P0: Project topic proposal
The purpose of P0 is two-fold. First, it should identify the intended project topic and explain why it is interesting to you and should be of interest to others. Second, it should set out the blueprint for the data-collection phase (P1) and data-analysis phase (P2).
Selecting a topic
The first task is to identify a topic worthy of a semester-long investigation. See the resources page for links to blogs on data analysis and websites where data is available. Also included are links to exemplary data projects on a variety of applications. You can also look at the bottom of this page for a list of ideas for topics if you are stumped.
Requirements for topic
If you are working with a "traditional" data source (e.g., indicators of literacy rates and economic development collected from the World Bank), then you must complement the study with data collected using "new" sources as a complementary explanatory variable.
If you are collecting data from a "new" source, then collecting linking data from another source is still strongly encouraged (see me if you think this will be infeasible or not make sense).
Describing the topic
You should first succinctly describe the topic of interest. List several questions that you would like to answer about the topic (list even those questions you anticipate will be hard to answer).
What will the response variable(s) be? What about explanatory variables?

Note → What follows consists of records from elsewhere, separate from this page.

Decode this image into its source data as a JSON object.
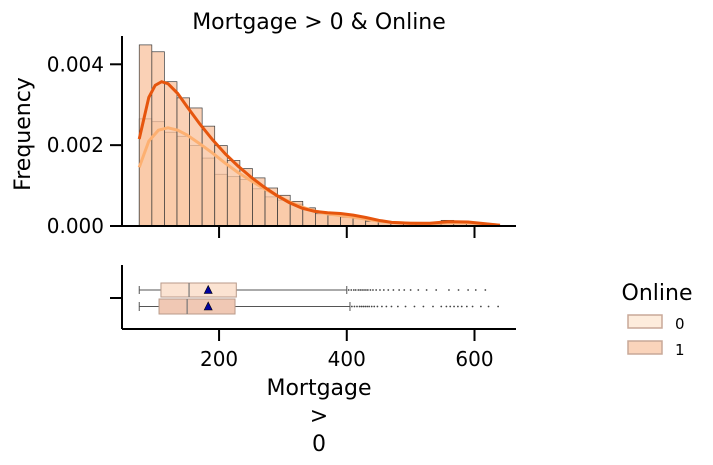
{
  "chart_data": {
    "type": "histogram+boxplot",
    "title": "Mortgage > 0 & Online",
    "ylabel": "Frequency",
    "xlabel_lines": [
      "Mortgage",
      ">",
      "0"
    ],
    "xticks": [
      "200",
      "400",
      "600"
    ],
    "xtick_values": [
      200,
      400,
      600
    ],
    "yticks": [
      "0.000",
      "0.002",
      "0.004"
    ],
    "ytick_values": [
      0,
      0.002,
      0.004
    ],
    "xlim": [
      48,
      665
    ],
    "ylim": [
      0,
      0.0047
    ],
    "bin_edges": [
      75,
      94.7,
      114.4,
      134.1,
      153.8,
      173.5,
      193.2,
      212.9,
      232.6,
      252.3,
      272,
      291.7,
      311.4,
      331.1,
      350.8,
      370.5,
      390.2,
      409.9,
      429.6,
      449.3,
      469,
      488.7,
      508.4,
      528.1,
      547.8,
      567.5,
      587.2,
      606.9,
      626.6
    ],
    "series": [
      {
        "name": "0",
        "color": "#fcdcbf",
        "kde_color": "#fdb071",
        "hist": [
          0.00265,
          0.00258,
          0.00232,
          0.00222,
          0.00199,
          0.00168,
          0.00128,
          0.00122,
          0.00115,
          0.00092,
          0.00072,
          0.00064,
          0.00054,
          0.00042,
          0.0003,
          0.00026,
          0.00021,
          0.00018,
          0.00012,
          8e-05,
          8e-05,
          5e-05,
          4e-05,
          3e-05,
          8e-05,
          0.00011,
          6e-05,
          3e-05
        ],
        "kde": [
          [
            75,
            0.00145
          ],
          [
            90,
            0.0021
          ],
          [
            105,
            0.00237
          ],
          [
            120,
            0.00243
          ],
          [
            135,
            0.00237
          ],
          [
            150,
            0.00225
          ],
          [
            170,
            0.00203
          ],
          [
            190,
            0.0018
          ],
          [
            210,
            0.00155
          ],
          [
            230,
            0.00132
          ],
          [
            250,
            0.00112
          ],
          [
            270,
            0.00093
          ],
          [
            290,
            0.00076
          ],
          [
            310,
            0.0006
          ],
          [
            330,
            0.00047
          ],
          [
            350,
            0.00037
          ],
          [
            370,
            0.0003
          ],
          [
            390,
            0.00026
          ],
          [
            410,
            0.00022
          ],
          [
            430,
            0.00017
          ],
          [
            450,
            0.00012
          ],
          [
            470,
            9e-05
          ],
          [
            500,
            7e-05
          ],
          [
            530,
            6e-05
          ],
          [
            560,
            8e-05
          ],
          [
            590,
            8e-05
          ],
          [
            615,
            5e-05
          ],
          [
            640,
            2e-05
          ]
        ],
        "box": {
          "whisker_low": 75,
          "q1": 109,
          "median": 153,
          "q3": 227,
          "whisker_high": 400,
          "mean": 183
        },
        "outliers": [
          403,
          407,
          411,
          414,
          418,
          421,
          424,
          427,
          430,
          433,
          437,
          441,
          446,
          452,
          458,
          465,
          473,
          482,
          490,
          500,
          512,
          525,
          540,
          560,
          575,
          590,
          602,
          617
        ]
      },
      {
        "name": "1",
        "color": "#f8c29e",
        "kde_color": "#e6550d",
        "hist": [
          0.00448,
          0.00431,
          0.00357,
          0.00317,
          0.00292,
          0.00247,
          0.00199,
          0.00162,
          0.00142,
          0.00119,
          0.00094,
          0.00076,
          0.00061,
          0.00045,
          0.00032,
          0.0003,
          0.00025,
          0.00021,
          0.00012,
          0.0001,
          7e-05,
          6e-05,
          6e-05,
          6e-05,
          0.00014,
          0.0001,
          6e-05,
          3e-05
        ],
        "kde": [
          [
            75,
            0.00215
          ],
          [
            90,
            0.00318
          ],
          [
            100,
            0.00348
          ],
          [
            110,
            0.00357
          ],
          [
            120,
            0.00352
          ],
          [
            135,
            0.00328
          ],
          [
            150,
            0.00295
          ],
          [
            170,
            0.00252
          ],
          [
            190,
            0.00213
          ],
          [
            210,
            0.00178
          ],
          [
            230,
            0.00148
          ],
          [
            250,
            0.00121
          ],
          [
            270,
            0.00097
          ],
          [
            290,
            0.00076
          ],
          [
            310,
            0.00058
          ],
          [
            330,
            0.00044
          ],
          [
            350,
            0.00036
          ],
          [
            370,
            0.00033
          ],
          [
            390,
            0.00031
          ],
          [
            410,
            0.00027
          ],
          [
            430,
            0.00021
          ],
          [
            450,
            0.00014
          ],
          [
            470,
            9e-05
          ],
          [
            500,
            7e-05
          ],
          [
            530,
            7e-05
          ],
          [
            560,
            0.00011
          ],
          [
            590,
            0.0001
          ],
          [
            615,
            6e-05
          ],
          [
            640,
            2e-05
          ]
        ],
        "box": {
          "whisker_low": 75,
          "q1": 106,
          "median": 150,
          "q3": 225,
          "whisker_high": 405,
          "mean": 183
        },
        "outliers": [
          408,
          412,
          416,
          420,
          423,
          426,
          429,
          432,
          435,
          439,
          443,
          448,
          455,
          462,
          470,
          480,
          492,
          506,
          520,
          535,
          548,
          556,
          562,
          568,
          574,
          580,
          588,
          597,
          610,
          622,
          637
        ]
      }
    ],
    "legend": {
      "title": "Online",
      "labels": [
        "0",
        "1"
      ],
      "placement": "right"
    }
  }
}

Do you have any hypotheses about the relationship between response variables and explanatory variables? For example, do you hypothesize that the response variable will be positively correlated with explanatory variables?
Data collection plan
From where will you collect the data? For each data resource, explain the following:
- Name and URL of resource
- Category of resource: web scraping, API access, manually-downloaded file, etc.

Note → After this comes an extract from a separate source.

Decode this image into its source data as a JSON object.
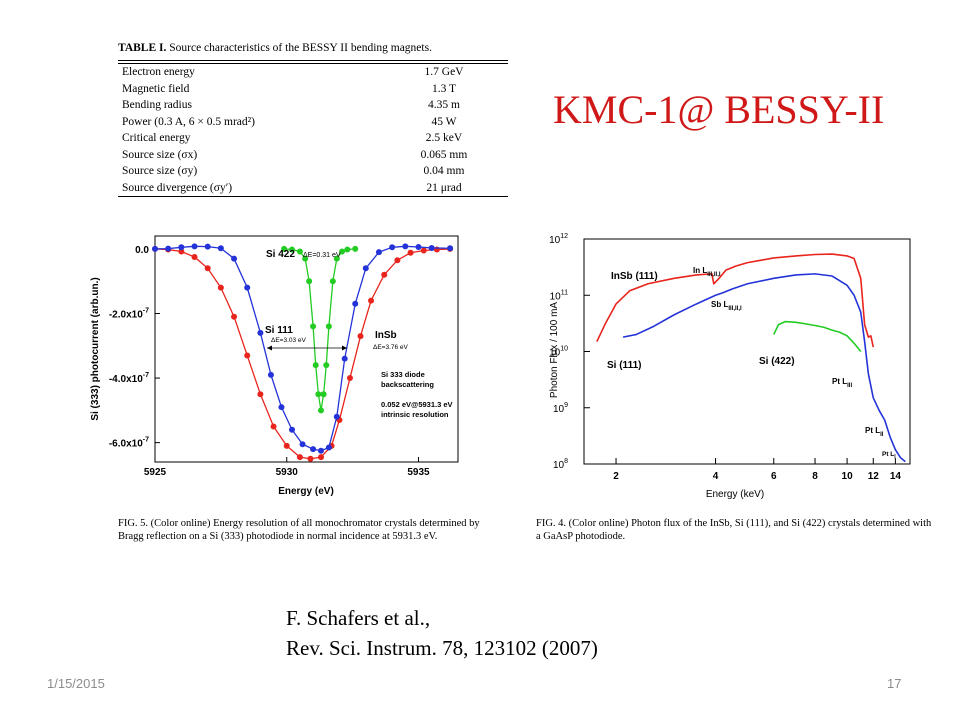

- Anticipated variables of interest (including identification of response and explanatory variables, plus numerical or categorical, as appropriate).
- Data collection frequency: one-off or repeated over a specific time period.
- Brief explanation of compliance with terms of service.
- Method of data storage: flat files, pickle files, or MongoDB database
- If the data is to be joined up with other resources, list which ones and explain any anticipated issues in connecting the datasets.
Creating derivative data for data analysis
After collecting the raw data sources, you will likely need to create derivative measures for the response and indicator variables. Explain what these derivative measures will be. If you are joining up multiple sources, then indicate which values are to be included. In P1 you will eventually create a CSV file with fields for each variable of interest. Here you should list the field names you anticipate including, along with a representative example of what the data might look like. You can use made-up figures for the example.
Dividing responsibility
This project is intended to be a team effort. I strongly recommend that you appoint one person to be the leader on each of the major tasks outlined in the data collection plan and the creation of derivative data. You should each contribute to the tasks, but it will help organize the project if each team member has primary responsibility for different aspects.
What to turn in
Turn in a document in PDF format describing each of the tasks as requested above. Turn in a single document for your team. Include the names of the team, along with a team user name (one word, up to 8 characters), at the top of the document. Include four sections:
- Topic description
- Data collection plan
- Derivative data for analysis
- Assignment of leaders to tasks
Please try to make the document as concise as possible while still conveying the key points requested. Email the completed document to qtw@cs.wellesley.edu
with subject P0
.
Also, please sign up for a time for your team to meet with me to discuss your project proposal P0 after you have turned it in. This will be a great opportunity for me to give feedback and to answer any questions you have before beginning to work on P1. Here is the Google Doc where you can add in the time your team can meet with me.
You will have the opportunity to revise your proposal following our meeting.
Ideas for potential topics
You are encouraged to come up with your own ideas for topics, but here are some ideas of mine that may be of interest.
- Investigating the prevalence of websites that link to copyright violations on web search
- SOPA has been in the news lately.
- You could scrape the top-selling MP3s from Amazon or movies, then issue search queries for the names and collect information on the linked websites to see which ones point to websites that likely link to infringements.
- Chilling Effects
- Link to popular media searches to compare comprehensiveness of take-down requests and delays
- See blog for example analysis and questions considered by the founders
- Compare trending terms on Twitter to word frequencies on Media Cloud.
- Compare the types of phrases that are popular in left vs. right political blogs, and to mainstream media and popular blogs.
- The Twitter data goes back up to one month, and the Media Cloud data goes back further. One could compare the timeliness of word frequencies on Twitter versus the different groups on Media Cloud. Which words appear as trending on Twitter before appearing in other sources, and vice versa?
- Compare the Amazon and New York Times Lists of Book Bestsellers
- Identify books that have the biggest divergence across lists
- Compare ebook sales on NYTimes and Amazon. Do the differences suggest what Nook readers might prefer?
- Match up to the corresponding New York Times Book review, if one exists. Look at the article's comments. Is the number of comments to an article correlated with the sales rank?